Die Darlegungs- und Beweislast dafür, dass er in einem der Streupflicht unterliegenden Bereich des Hauszugangs gestürzt ist, hat das Landgericht nach allgemeinen Grundsätzen zutreffend dem Kläger zugeordnet. Dessen Annahme, zu seinen Gunsten streite ein Anscheinsbeweis, verkennt, dass ein solcher nach ständiger höchstrichterlicher Rechtsprechung, der sich der Senat anschließt, nur dann in Betracht kommt, wenn feststeht, dass der Unfall sich innerhalb der räumlichen und zeitlichen Grenzen der Streupflicht ereignet hat.
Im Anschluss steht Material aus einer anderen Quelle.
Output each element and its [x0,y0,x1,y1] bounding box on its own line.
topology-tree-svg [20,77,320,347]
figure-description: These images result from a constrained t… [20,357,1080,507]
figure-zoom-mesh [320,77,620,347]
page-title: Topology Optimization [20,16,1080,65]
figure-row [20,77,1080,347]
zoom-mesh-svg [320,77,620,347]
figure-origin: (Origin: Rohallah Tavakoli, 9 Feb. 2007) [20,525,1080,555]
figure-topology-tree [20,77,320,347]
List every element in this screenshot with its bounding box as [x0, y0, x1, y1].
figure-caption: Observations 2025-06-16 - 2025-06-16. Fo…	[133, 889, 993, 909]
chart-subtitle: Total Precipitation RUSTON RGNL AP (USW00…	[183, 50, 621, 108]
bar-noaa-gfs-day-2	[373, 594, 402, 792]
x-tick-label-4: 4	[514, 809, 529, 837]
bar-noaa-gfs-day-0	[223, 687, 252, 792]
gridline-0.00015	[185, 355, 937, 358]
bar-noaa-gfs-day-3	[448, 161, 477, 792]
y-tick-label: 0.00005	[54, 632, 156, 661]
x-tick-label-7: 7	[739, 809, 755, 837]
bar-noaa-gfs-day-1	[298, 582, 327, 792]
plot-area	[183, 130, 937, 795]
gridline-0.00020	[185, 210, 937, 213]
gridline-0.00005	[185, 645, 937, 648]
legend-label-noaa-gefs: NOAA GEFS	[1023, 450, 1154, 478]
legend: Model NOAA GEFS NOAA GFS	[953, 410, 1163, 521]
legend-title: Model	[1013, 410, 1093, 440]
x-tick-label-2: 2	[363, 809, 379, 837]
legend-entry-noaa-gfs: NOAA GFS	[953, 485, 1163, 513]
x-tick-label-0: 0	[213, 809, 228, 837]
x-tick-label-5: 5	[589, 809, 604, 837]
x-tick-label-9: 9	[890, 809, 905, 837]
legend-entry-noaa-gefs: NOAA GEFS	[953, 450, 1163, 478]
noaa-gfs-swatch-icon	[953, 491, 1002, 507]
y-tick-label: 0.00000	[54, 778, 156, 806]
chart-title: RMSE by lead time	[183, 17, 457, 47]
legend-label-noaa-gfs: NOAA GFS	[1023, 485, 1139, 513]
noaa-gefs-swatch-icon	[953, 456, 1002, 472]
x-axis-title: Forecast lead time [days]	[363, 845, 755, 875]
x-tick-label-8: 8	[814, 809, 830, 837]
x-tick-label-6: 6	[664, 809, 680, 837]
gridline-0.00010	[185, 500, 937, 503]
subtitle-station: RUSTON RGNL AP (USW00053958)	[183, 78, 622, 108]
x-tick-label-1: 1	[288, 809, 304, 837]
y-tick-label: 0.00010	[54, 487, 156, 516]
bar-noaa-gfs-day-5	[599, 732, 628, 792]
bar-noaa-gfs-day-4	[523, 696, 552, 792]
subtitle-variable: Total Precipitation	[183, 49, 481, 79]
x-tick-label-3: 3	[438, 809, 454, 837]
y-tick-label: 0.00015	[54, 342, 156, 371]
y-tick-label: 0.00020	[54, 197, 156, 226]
Dann spricht nach der Lebenserfahrung ein Anschein dafür, dass die Unfallverletzungen bei Beachtung der Streupflicht vermieden worden wären (BGH, Urteil vom 04.10.1983, VI ZR 98/82, NJW 1984, 432; OLG Celle, Urteil vom 27.02.2004, 9 U 220/03, NJW-RR 2004, 1251). Diesen Anscheinsbeweis ermöglichende Feststellungen hat das Landgericht, wie erörtert, mit für den Senat bindender Wirkung nicht getroffen. Der Kläger stürzte außerhalb des von den Beklagten pflichtgemäß bestreuten Bereichs, er hat ein Unglück erlitten und kann den Beklagten kein Unrecht vorhalten.

III.

Die Kostentscheidung beruht auf § 97 Abs. 1 ZPO, diejenige zur vorläufigen Vollstreckbarkeit auf §§ 708 Nr. 10, 711, 713 ZPO.

Die Zulassung der Revision ist nicht veranlasst, da die Voraussetzungen des § 543 Abs. 2 S. 1 Nr. 1 oder Nr. 2 ZPO nicht vorliegen.

Der Streitwert für das Berufungsverfahren wird auf 19.000,- € festgesetzt.